Saat ini, KAEF diketahui memiliki 10 pabrik obat yang tersebar di wilayah Indonesia. Pabrik Sinkona (Subang), Pabrik Banjaran (Bandung), pabrik Marin Liza (Bandung), pabrik Lucas Djaja (Bandung), Pabrik Sungwun (Cikarang), pabrik Phapros (Semarang), pabrik Watudakon (Jombang), dan 3 pabrik lainnya yang berlokasi di Jakarta, Semarang, dan Bali.
"Jadi secara teknis, KAEF harus tentukan pabrik-pabrik mana saya yang masih bisa dioptimalkan kapasitasnya. Lalu pindahkan fasilitas produksi dari pabrik-pabrik yang tidak optimal ke pabrik yang mau dipertahankan tadi. Artinya, suka atau tidak, memang harus ada (pabrik) yang ditutup untuk efisiensi," tutur Harris.
Masalahnya, dalam industri farmasi, upaya pemindahan fasilitas produksi baru bisa dilakukan dengan perizinan yang sangat ketat. Guna melakukannya, KAEF harus mengurus izin ke berbagai pihak, seperti BPPOM, Kementerian Industri, Kementerian Kesehatan, dan lembaga-lembaga regulator lainnya.
"Untuk semua perizinan tersebut, mengurusnya tentu perlu waktu.

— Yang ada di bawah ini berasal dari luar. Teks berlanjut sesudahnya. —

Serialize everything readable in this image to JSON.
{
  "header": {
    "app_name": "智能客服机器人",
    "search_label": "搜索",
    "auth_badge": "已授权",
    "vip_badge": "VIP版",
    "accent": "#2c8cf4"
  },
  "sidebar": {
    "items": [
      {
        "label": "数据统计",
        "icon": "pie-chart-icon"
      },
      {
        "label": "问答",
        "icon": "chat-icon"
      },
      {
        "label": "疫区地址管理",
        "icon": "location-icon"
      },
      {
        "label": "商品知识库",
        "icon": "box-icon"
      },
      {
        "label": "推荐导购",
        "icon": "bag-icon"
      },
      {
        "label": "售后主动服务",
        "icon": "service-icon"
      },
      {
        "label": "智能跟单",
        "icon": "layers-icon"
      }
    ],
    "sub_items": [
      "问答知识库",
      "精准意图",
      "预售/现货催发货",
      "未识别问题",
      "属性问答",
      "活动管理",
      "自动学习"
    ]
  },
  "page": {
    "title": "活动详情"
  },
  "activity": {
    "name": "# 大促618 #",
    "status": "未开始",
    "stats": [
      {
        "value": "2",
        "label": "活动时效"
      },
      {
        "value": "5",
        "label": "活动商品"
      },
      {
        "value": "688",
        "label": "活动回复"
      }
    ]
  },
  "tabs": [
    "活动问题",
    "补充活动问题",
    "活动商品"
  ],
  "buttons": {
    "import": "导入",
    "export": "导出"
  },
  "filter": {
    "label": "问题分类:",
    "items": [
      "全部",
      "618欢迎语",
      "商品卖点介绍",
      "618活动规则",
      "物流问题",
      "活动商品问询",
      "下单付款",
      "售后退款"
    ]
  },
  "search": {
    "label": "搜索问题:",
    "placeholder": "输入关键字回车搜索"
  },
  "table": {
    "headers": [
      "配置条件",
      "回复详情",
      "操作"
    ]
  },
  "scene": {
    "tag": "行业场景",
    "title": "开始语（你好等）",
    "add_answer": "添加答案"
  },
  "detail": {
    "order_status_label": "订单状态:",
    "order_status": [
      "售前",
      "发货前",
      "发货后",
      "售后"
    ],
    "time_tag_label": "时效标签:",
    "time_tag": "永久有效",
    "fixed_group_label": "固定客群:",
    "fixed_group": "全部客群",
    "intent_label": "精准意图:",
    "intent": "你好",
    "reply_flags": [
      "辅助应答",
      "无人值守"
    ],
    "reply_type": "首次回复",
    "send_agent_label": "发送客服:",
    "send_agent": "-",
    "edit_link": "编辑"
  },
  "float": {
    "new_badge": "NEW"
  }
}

Butuh waktu dua sampai tiga tahun untuk prosesnya, sehingga kinerja KAEF ke depan bisa lebih maksimal," ungkap Harris.
Namun demikian, effort besar dan waktu yang lama tersebut menurut Harris sangat layak bila dibandingkan dengan potensi pasar farmasi di Tanah Air yang diyakininya masih sangat prospektif.